Insofern, Herr Prof. Sternberg, verstehe ich Ihre Haltung nicht. Wenn Sie sagen, der Sache nach seien Sie mit diesem Gesetzentwurf einverstanden, und die kommunalen Spitzenverbände sagen, dass sie auch mit der finanziellen Regelung einverstanden seien, dann kann ich Ihre Begründung für die Ablehnung nicht nachvollziehen. Aus meiner Sicht ist das ein gutes Gesetz, eine gute Beschlussempfehlung, der wir zustimmen sollten.

Wir arbeiten weiterhin den Koalitionsvertrag ab. Wir nehmen weiterhin die Menschen ernst und mit. Ich lade Sie ganz im Sinne der Koalition der Einladung ein, heute Ihre Meinung noch einmal zu überdenken und diesem Gesetzentwurf zuzustimmen. Ich freue mich auf die weitere Beratung hier im Plenum. – Herzlichen Dank.

(Beifall von der SPD und von den GRÜNEN)

Vielen Dank, Herr Kollege Link. – Für die Fraktion Bündnis 90/Die Grünen hat Frau Kollegin Beer das Wort.

(Sigrid Beer [GRÜNE] stellt das Rednerpult auf ihre Körpergröße ein. – Allgemeine Hei- terkeit)

Ernst machen mit individueller Förderung heißt natürlich auch, auf die unterschiedlichen Größen einzugehen.

(Allgemeine Heiterkeit)

Das stellt man ja bei den Kindern im Einschulungsalter auch fest: Manche sind so groß wie ich, manche sind noch ein bisschen kleiner. Allein dieser äußere Anschein macht doch deutlich, dass man viel mehr das einzelne Kind in den Mittelpunkt stellen und von da aus Bildungspolitik machen muss.

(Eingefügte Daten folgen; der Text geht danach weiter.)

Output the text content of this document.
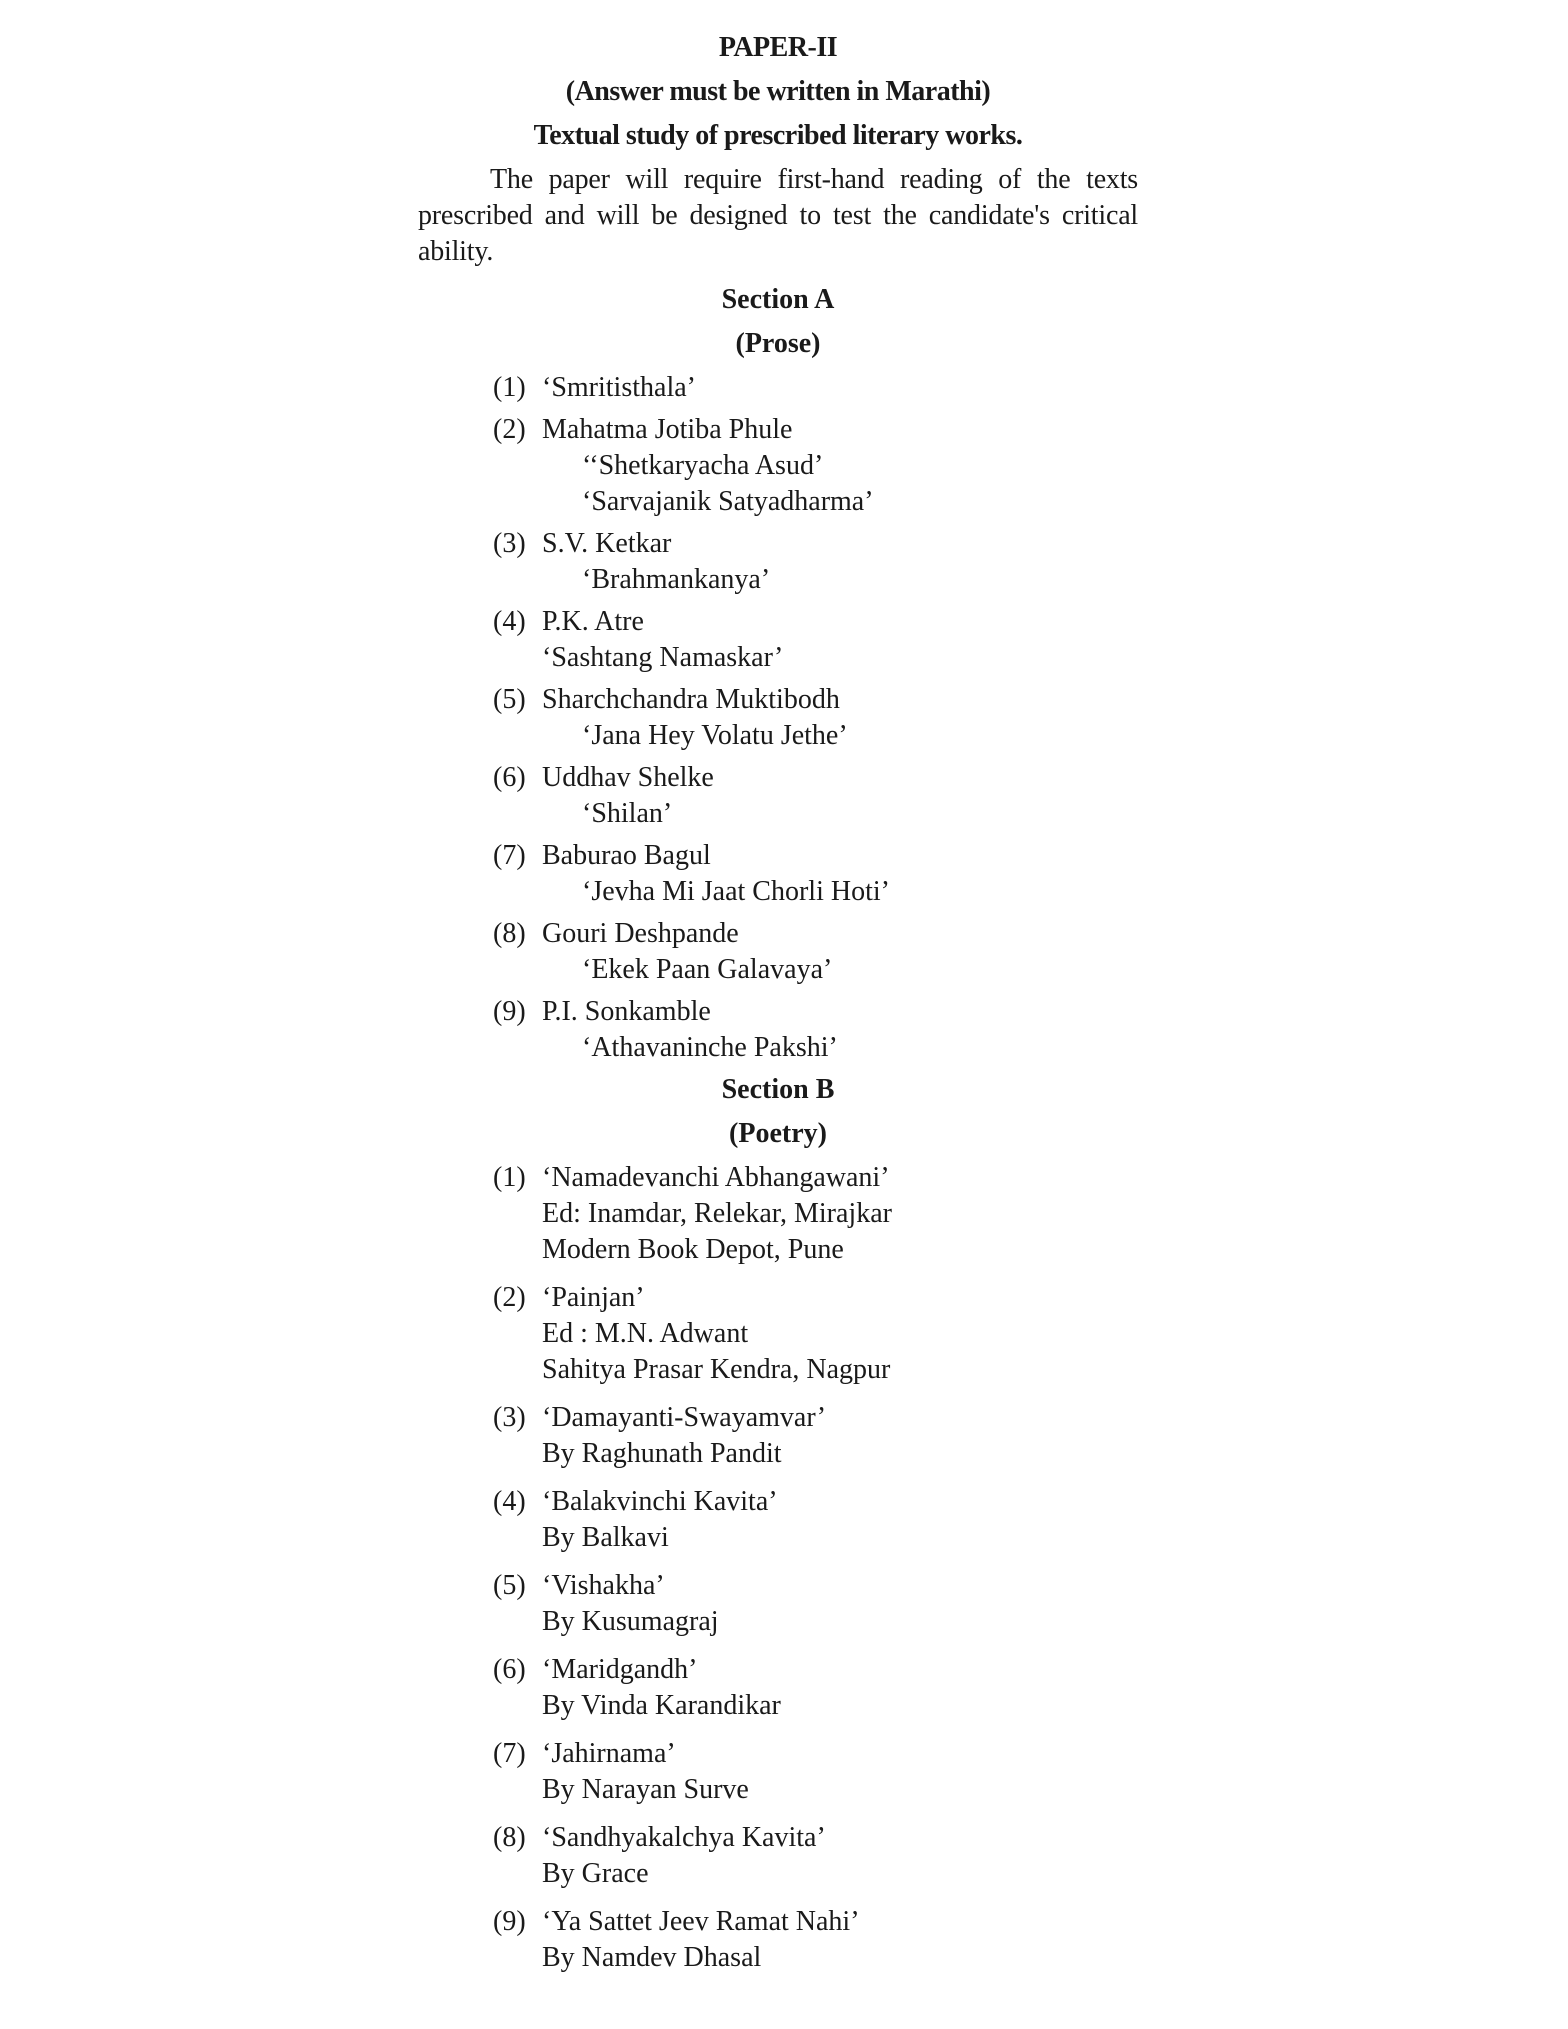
PAPER-II
(Answer must be written in Marathi)
Textual study of prescribed literary works.

The paper will require first-hand reading of the texts prescribed and will be designed to test the candidate's critical ability.

Section A
(Prose)
(1) ‘Smritisthala’
(2) Mahatma Jotiba Phule
‘‘Shetkaryacha Asud’
‘Sarvajanik Satyadharma’
(3) S.V. Ketkar
‘Brahmankanya’
(4) P.K. Atre
‘Sashtang Namaskar’
(5) Sharchchandra Muktibodh
‘Jana Hey Volatu Jethe’
(6) Uddhav Shelke
‘Shilan’
(7) Baburao Bagul
‘Jevha Mi Jaat Chorli Hoti’
(8) Gouri Deshpande
‘Ekek Paan Galavaya’
(9) P.I. Sonkamble
‘Athavaninche Pakshi’
Section B
(Poetry)
(1) ‘Namadevanchi Abhangawani’
Ed: Inamdar, Relekar, Mirajkar
Modern Book Depot, Pune
(2) ‘Painjan’
Ed : M.N. Adwant
Sahitya Prasar Kendra, Nagpur
(3) ‘Damayanti-Swayamvar’
By Raghunath Pandit
(4) ‘Balakvinchi Kavita’
By Balkavi
(5) ‘Vishakha’
By Kusumagraj
(6) ‘Maridgandh’
By Vinda Karandikar
(7) ‘Jahirnama’
By Narayan Surve
(8) ‘Sandhyakalchya Kavita’
By Grace
(9) ‘Ya Sattet Jeev Ramat Nahi’
By Namdev Dhasal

(Heiterkeit und Beifall von den GRÜNEN und von der SPD)

Das vollziehen wir mit dem 5. Schulrechtsänderungsgesetz. Das ist dann auch ein guter Tag für die Kinder in Nordrhein-Westfalen, auch für die Eltern, die sich fragen: Besteht mein Kind in der Schule? Ist es ausreichend entwickelt? Hat es die sozialen und emotionalen Kompetenzen, um in der Schule schon klarzukommen?

Ich fand es ausgesprochen erfreulich, dass wir in der Anhörung so viel Zustimmung erhalten haben. Es gab unter den Expertinnen niemanden, die gesagt hat: „Macht das bitte nicht!“, sondern es gab von allen die pädagogische Unterstützung, auch von den kommunalen Spitzenverbänden.

Der Kollege Link hat ja bereits darauf hingewiesen, dass wir auch in der Anhörung vollkommen im spekulativen Bereich geblieben sind, was die Kostenfolgeabschätzung angeht, und dass die kommunalen Spitzenverbände jetzt erst einmal Statistiken anlegen müssen, um zu sehen, wie sich das auswirkt.

Deshalb habe ich im Ausschuss deutlich gesagt, dass ich möchte, dass in der Beschlussempfehlung festgehalten wird: Natürlich fordern wir die Landesregierung auf, eine Kostenfolgeabschätzung vorzunehmen und die Konnexitätsrelevanz zu prüfen. – Ich will aber gleichzeitig darauf hinweisen, welche Erfahrungen wir aus dem Bundesland Bayern haben. 2010 ist dort eine entsprechende Schulrechtsänderung erfolgt. Es wurde festgestellt, dass sich die Zahlen in der Bandbreite demografischer Schwankungen bewegen.

Aber wir werden es ja auf den Tisch gelegt bekommen. Das ist uns ganz wichtig. Dies sage ich ganz deutlich. Auch der Kollege Link hat ja darauf hingewiesen.